Properties of stationary distributions of a sequence of generalized Ornstein-Uhlenbeck processes

The infinite (in both directions) sequence of the distributions $\mu^{(k)}$ of the stochastic integrals $\int_0^{\infty-}c^{-N_{t-}^{(k)}} dL_t^{(k)}$ for integers $k$ is investigated. Here $c>1$ and $(N_t^{(k)},L_t^{(k)})$, $t\geq0$, is a bivariate compound Poisson process with L\'evy measure concentrated on three points $(1,0)$, $(0,1)$, $(1,c^{-k})$. The amounts of the normalized L\'evy measure at these points are denoted by $p$, $q$, $r$. For $k=0$ the process $(N_t^{(0)},L_t^{(0)})$ is marginally Poisson and $\mu^{(0)}$ has been studied by Lindner and Sato (Ann. Probab. 37 (2009), 250-274). The distributions $\mu^{(k)}$ are the stationary distributions of a sequence of generalized Ornstein-Uhlenbeck processes structurally related in some way. Continuity properties of $\mu^{(k)}$ are shown to be the same as those of $\mu^{(0)}$. The problem to find necessary and sufficient conditions in terms of $c$, $p$, $q$, and $r$ for $\mu^{(k)}$ to be infinitely divisible is somewhat involved, but completely solved for every integer $k$. The conditions depend on arithmetical properties of $c$. The symmetrizations of $\mu^{(k)}$ are also studied. The distributions $\mu^{(k)}$ and their symmetrizations are $c^{-1}$-decomposable, and it is shown that, for each $k\neq 0$, $\mu^{(k)}$ and its symmetrization may be infinitely divisible without the corresponding factor in the $c^{-1}$-decomposability relation being infinitely divisible.

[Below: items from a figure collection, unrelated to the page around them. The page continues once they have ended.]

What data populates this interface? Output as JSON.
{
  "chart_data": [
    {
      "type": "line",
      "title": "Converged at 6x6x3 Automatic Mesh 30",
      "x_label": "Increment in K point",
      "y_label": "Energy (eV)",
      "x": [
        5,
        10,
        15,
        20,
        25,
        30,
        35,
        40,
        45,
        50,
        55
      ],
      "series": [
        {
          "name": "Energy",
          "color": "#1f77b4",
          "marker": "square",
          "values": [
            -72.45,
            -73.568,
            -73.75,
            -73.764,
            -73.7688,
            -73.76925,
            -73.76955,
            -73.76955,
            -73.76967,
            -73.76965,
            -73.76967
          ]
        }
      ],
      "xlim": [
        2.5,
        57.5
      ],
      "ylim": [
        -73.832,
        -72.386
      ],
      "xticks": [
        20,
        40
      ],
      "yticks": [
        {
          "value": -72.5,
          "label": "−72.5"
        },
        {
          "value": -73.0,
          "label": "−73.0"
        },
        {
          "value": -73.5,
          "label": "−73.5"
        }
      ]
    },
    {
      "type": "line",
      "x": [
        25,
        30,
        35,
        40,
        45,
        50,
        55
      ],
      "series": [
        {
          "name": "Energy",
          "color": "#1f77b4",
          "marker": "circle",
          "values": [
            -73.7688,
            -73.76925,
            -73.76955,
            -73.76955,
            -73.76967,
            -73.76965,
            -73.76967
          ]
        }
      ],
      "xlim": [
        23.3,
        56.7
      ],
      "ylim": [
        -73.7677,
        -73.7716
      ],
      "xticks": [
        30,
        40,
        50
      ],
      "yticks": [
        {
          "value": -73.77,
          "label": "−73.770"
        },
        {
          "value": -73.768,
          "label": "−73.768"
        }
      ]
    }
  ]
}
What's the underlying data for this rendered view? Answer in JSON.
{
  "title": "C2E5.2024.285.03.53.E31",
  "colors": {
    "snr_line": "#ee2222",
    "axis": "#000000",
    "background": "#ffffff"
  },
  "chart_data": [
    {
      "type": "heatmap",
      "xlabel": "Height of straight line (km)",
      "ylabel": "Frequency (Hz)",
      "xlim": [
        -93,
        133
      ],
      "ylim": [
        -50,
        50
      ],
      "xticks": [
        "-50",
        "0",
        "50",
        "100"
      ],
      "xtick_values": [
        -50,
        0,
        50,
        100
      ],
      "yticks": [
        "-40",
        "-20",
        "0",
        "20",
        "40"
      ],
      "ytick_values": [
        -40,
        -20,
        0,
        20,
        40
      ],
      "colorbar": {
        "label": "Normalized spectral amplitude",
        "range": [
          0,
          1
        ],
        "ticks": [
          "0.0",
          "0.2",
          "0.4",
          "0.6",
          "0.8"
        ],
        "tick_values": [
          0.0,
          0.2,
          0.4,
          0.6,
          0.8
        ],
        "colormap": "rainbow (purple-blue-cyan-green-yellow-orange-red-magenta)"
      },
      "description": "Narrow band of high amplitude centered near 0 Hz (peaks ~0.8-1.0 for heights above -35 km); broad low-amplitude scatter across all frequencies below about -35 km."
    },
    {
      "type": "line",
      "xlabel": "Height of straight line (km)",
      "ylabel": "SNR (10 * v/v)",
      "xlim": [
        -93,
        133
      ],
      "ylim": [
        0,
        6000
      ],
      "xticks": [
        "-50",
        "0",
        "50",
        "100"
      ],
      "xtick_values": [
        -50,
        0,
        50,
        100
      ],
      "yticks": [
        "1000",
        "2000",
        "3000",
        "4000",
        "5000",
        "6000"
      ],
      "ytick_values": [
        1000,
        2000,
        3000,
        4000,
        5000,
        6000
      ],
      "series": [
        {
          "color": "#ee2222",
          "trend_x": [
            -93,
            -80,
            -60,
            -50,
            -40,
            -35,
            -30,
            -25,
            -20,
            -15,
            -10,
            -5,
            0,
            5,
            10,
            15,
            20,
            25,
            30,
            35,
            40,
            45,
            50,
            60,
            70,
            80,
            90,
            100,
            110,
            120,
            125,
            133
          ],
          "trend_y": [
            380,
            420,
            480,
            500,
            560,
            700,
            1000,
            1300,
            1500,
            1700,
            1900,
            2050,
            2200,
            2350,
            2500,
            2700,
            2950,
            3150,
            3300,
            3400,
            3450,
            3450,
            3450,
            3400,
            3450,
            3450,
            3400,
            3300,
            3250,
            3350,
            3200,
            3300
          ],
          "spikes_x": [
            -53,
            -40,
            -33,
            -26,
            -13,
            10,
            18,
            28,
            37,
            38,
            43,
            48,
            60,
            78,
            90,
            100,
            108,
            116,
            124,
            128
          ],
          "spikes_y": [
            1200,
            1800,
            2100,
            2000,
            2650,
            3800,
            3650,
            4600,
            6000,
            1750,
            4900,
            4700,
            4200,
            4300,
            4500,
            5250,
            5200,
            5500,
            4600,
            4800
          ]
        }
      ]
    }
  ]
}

This phenomenon was first observed by Niedbalska-Rajba (Colloq. Math. 44 (1981), 347-358) in an artificial example. The notion of quasi-infinite divisibility is introduced and utilized, and it is shown that a quasi-infinitely divisible distribution on $[0,\infty)$ can have its quasi-L\'evy measure concentrated on $(-\infty,0)$.